Surgical techniques in the ancient world could be surprisingly advanced. The famous Roman physician Galen (c. 129–199 A.D.), who was born in the city of Pergamum near the Asklepion, is generally regarded as the most accomplished medical researcher of the Roman world, and some of his surgical procedures would not be seen again until modern times. He successfully conducted cataract surgeries by inserting a needle behind the lens of the eye in order to remove the cataract, and his described methods of preparing a clean operating theater reveal a keen awareness of contagion.
http://www.biblicalarchaeology.org/...e-and-practice/medicine-in-the-ancient-world/

"Modern surgeons" of the 17th and 18th centuries were generally filthy, compared to ancient ones. Not all of them.

From what I learned ancient cultures believed believed superstitions or gods caused disease.

Democritus laughed at that idea as superstition, and he was highly regarded by people of his time. So educated people in the Mediterranean knew better.
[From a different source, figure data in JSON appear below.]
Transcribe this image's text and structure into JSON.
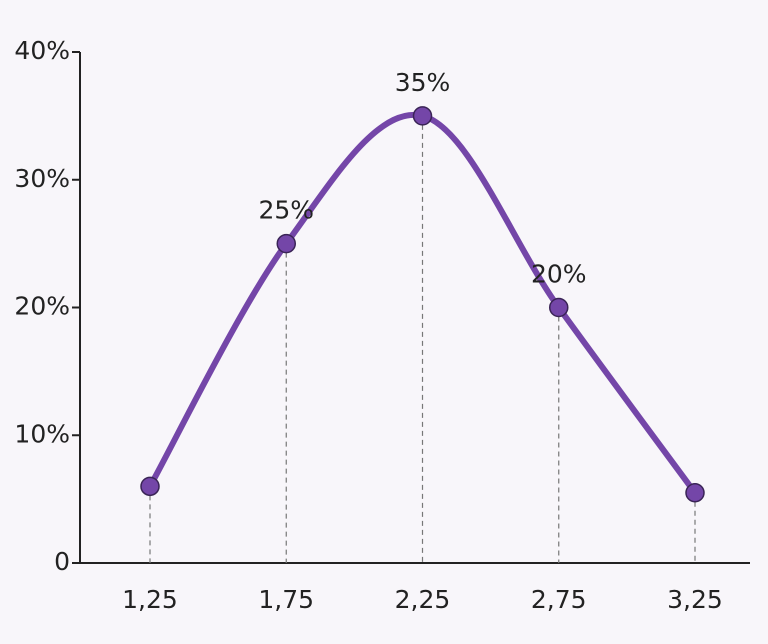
{
  "chart_data": {
    "type": "line",
    "categories": [
      "1,25",
      "1,75",
      "2,25",
      "2,75",
      "3,25"
    ],
    "series": [
      {
        "color": "#7446a8",
        "values": [
          6,
          25,
          35,
          20,
          5.5
        ],
        "value_labels": [
          null,
          "25%",
          "35%",
          "20%",
          null
        ]
      }
    ],
    "ylim": [
      0,
      40
    ],
    "yticks": [
      0,
      {
        "value": 10,
        "label": "10%"
      },
      {
        "value": 20,
        "label": "20%"
      },
      {
        "value": 30,
        "label": "30%"
      },
      {
        "value": 40,
        "label": "40%"
      }
    ],
    "grid": false
  }
}
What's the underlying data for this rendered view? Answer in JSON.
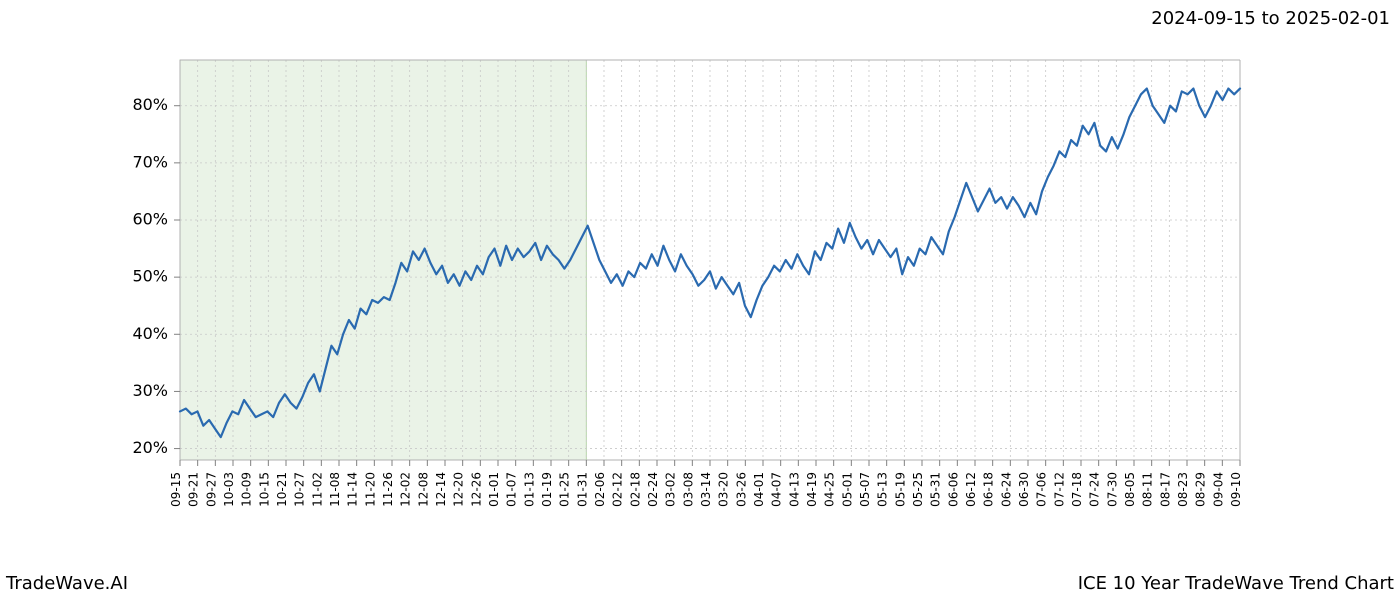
{
  "header": {
    "date_range": "2024-09-15 to 2025-02-01"
  },
  "footer": {
    "left": "TradeWave.AI",
    "right": "ICE 10 Year TradeWave Trend Chart"
  },
  "chart": {
    "type": "line",
    "background_color": "#ffffff",
    "line_color": "#2a6ab0",
    "line_width": 2.2,
    "grid_color": "#c8c8c8",
    "grid_dash": "2,3",
    "highlight": {
      "fill": "#d9ead3",
      "fill_opacity": 0.55,
      "stroke": "#b6d7a8",
      "stroke_width": 1,
      "x_start_index": 0,
      "x_end_index": 23
    },
    "yaxis": {
      "ylim": [
        18,
        88
      ],
      "ticks": [
        20,
        30,
        40,
        50,
        60,
        70,
        80
      ],
      "tick_labels": [
        "20%",
        "30%",
        "40%",
        "50%",
        "60%",
        "70%",
        "80%"
      ],
      "label_fontsize": 16
    },
    "xaxis": {
      "ticks": [
        "09-15",
        "09-21",
        "09-27",
        "10-03",
        "10-09",
        "10-15",
        "10-21",
        "10-27",
        "11-02",
        "11-08",
        "11-14",
        "11-20",
        "11-26",
        "12-02",
        "12-08",
        "12-14",
        "12-20",
        "12-26",
        "01-01",
        "01-07",
        "01-13",
        "01-19",
        "01-25",
        "01-31",
        "02-06",
        "02-12",
        "02-18",
        "02-24",
        "03-02",
        "03-08",
        "03-14",
        "03-20",
        "03-26",
        "04-01",
        "04-07",
        "04-13",
        "04-19",
        "04-25",
        "05-01",
        "05-07",
        "05-13",
        "05-19",
        "05-25",
        "05-31",
        "06-06",
        "06-12",
        "06-18",
        "06-24",
        "06-30",
        "07-06",
        "07-12",
        "07-18",
        "07-24",
        "07-30",
        "08-05",
        "08-11",
        "08-17",
        "08-23",
        "08-29",
        "09-04",
        "09-10"
      ],
      "label_fontsize": 12,
      "rotation": 90
    },
    "series": {
      "values": [
        26.5,
        27.0,
        26.0,
        26.5,
        24.0,
        25.0,
        23.5,
        22.0,
        24.5,
        26.5,
        26.0,
        28.5,
        27.0,
        25.5,
        26.0,
        26.5,
        25.5,
        28.0,
        29.5,
        28.0,
        27.0,
        29.0,
        31.5,
        33.0,
        30.0,
        34.0,
        38.0,
        36.5,
        40.0,
        42.5,
        41.0,
        44.5,
        43.5,
        46.0,
        45.5,
        46.5,
        46.0,
        49.0,
        52.5,
        51.0,
        54.5,
        53.0,
        55.0,
        52.5,
        50.5,
        52.0,
        49.0,
        50.5,
        48.5,
        51.0,
        49.5,
        52.0,
        50.5,
        53.5,
        55.0,
        52.0,
        55.5,
        53.0,
        55.0,
        53.5,
        54.5,
        56.0,
        53.0,
        55.5,
        54.0,
        53.0,
        51.5,
        53.0,
        55.0,
        57.0,
        59.0,
        56.0,
        53.0,
        51.0,
        49.0,
        50.5,
        48.5,
        51.0,
        50.0,
        52.5,
        51.5,
        54.0,
        52.0,
        55.5,
        53.0,
        51.0,
        54.0,
        52.0,
        50.5,
        48.5,
        49.5,
        51.0,
        48.0,
        50.0,
        48.5,
        47.0,
        49.0,
        45.0,
        43.0,
        46.0,
        48.5,
        50.0,
        52.0,
        51.0,
        53.0,
        51.5,
        54.0,
        52.0,
        50.5,
        54.5,
        53.0,
        56.0,
        55.0,
        58.5,
        56.0,
        59.5,
        57.0,
        55.0,
        56.5,
        54.0,
        56.5,
        55.0,
        53.5,
        55.0,
        50.5,
        53.5,
        52.0,
        55.0,
        54.0,
        57.0,
        55.5,
        54.0,
        58.0,
        60.5,
        63.5,
        66.5,
        64.0,
        61.5,
        63.5,
        65.5,
        63.0,
        64.0,
        62.0,
        64.0,
        62.5,
        60.5,
        63.0,
        61.0,
        65.0,
        67.5,
        69.5,
        72.0,
        71.0,
        74.0,
        73.0,
        76.5,
        75.0,
        77.0,
        73.0,
        72.0,
        74.5,
        72.5,
        75.0,
        78.0,
        80.0,
        82.0,
        83.0,
        80.0,
        78.5,
        77.0,
        80.0,
        79.0,
        82.5,
        82.0,
        83.0,
        80.0,
        78.0,
        80.0,
        82.5,
        81.0,
        83.0,
        82.0,
        83.0
      ]
    }
  }
}
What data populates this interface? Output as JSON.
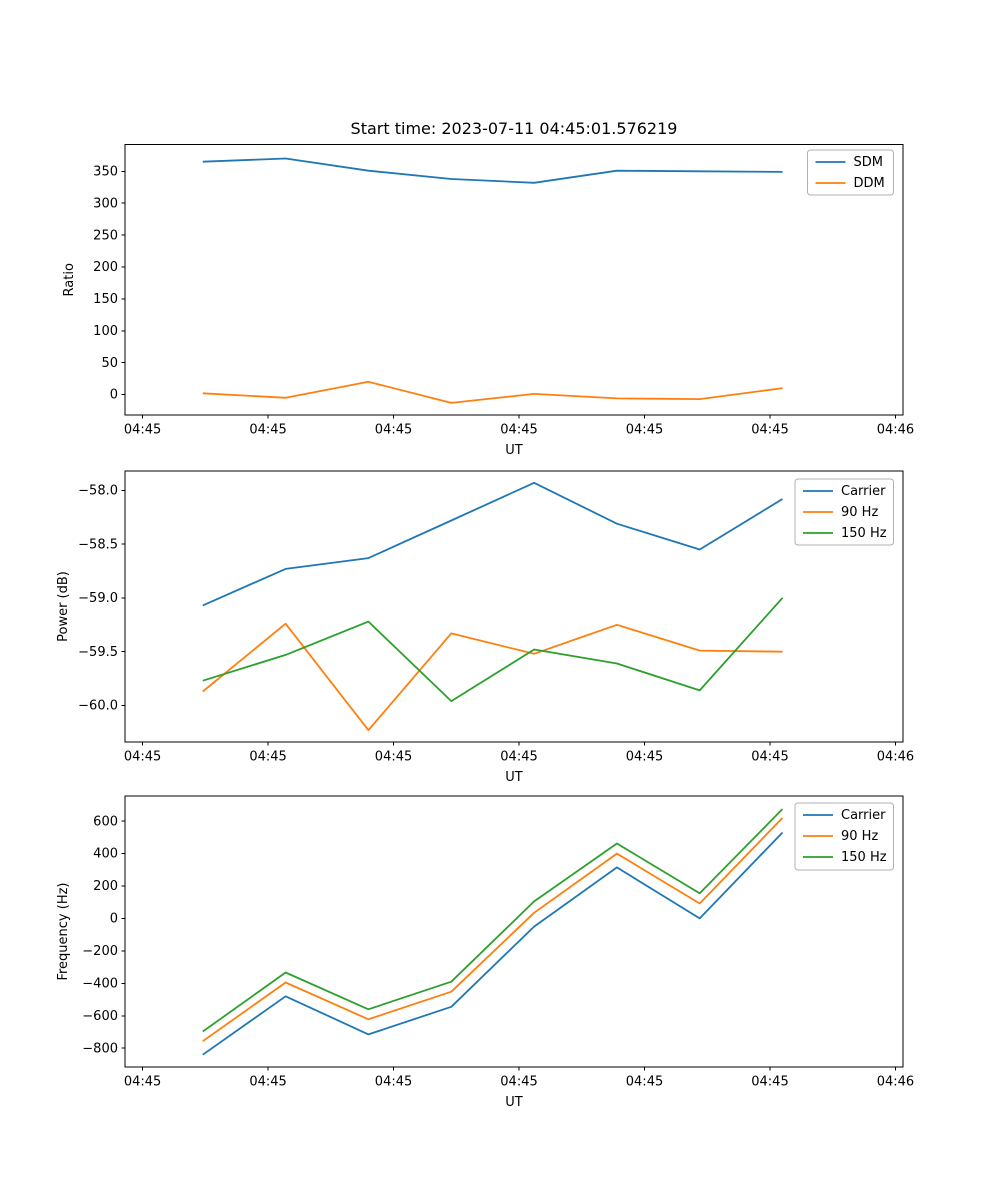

I'm sure people saw a correlation between being around sick people and getting sick,

Hence the concern we see in ancient writings about cleanliness and quarantine with regard to illnesses that were known to be communicable. The Hebrew were no dumber than any of the people around them. Why should they be?
 
Barbarian says:
He isn't. He's known for studying the physics of evaporation, not for discovering it. He would have been a laughing stock among scientists if he had claimed to have discovered a process known to prehistoric man.

You seem to forgot there were no prehistoric men.. Adam was the first man.. and he was no dummy he spoke with God and God is no dummy as well..

tob
 
No need to go on the defensive Barbarian there is nothing to refute just admit Adam was the first man is all..

tob
 
No need to go on the defensive Barbarian

Just showing you a few facts. You don't have to feel defensive. It's just the way things are. Writing showed up a long, long time after Adam.


there is nothing to refute

As you learned, Adam came long before anyone did any writing.

just admit Adam was the first man is all..

I'm pleased that you admit that Adam was the first man, but you should also acknowledge that writing came much later.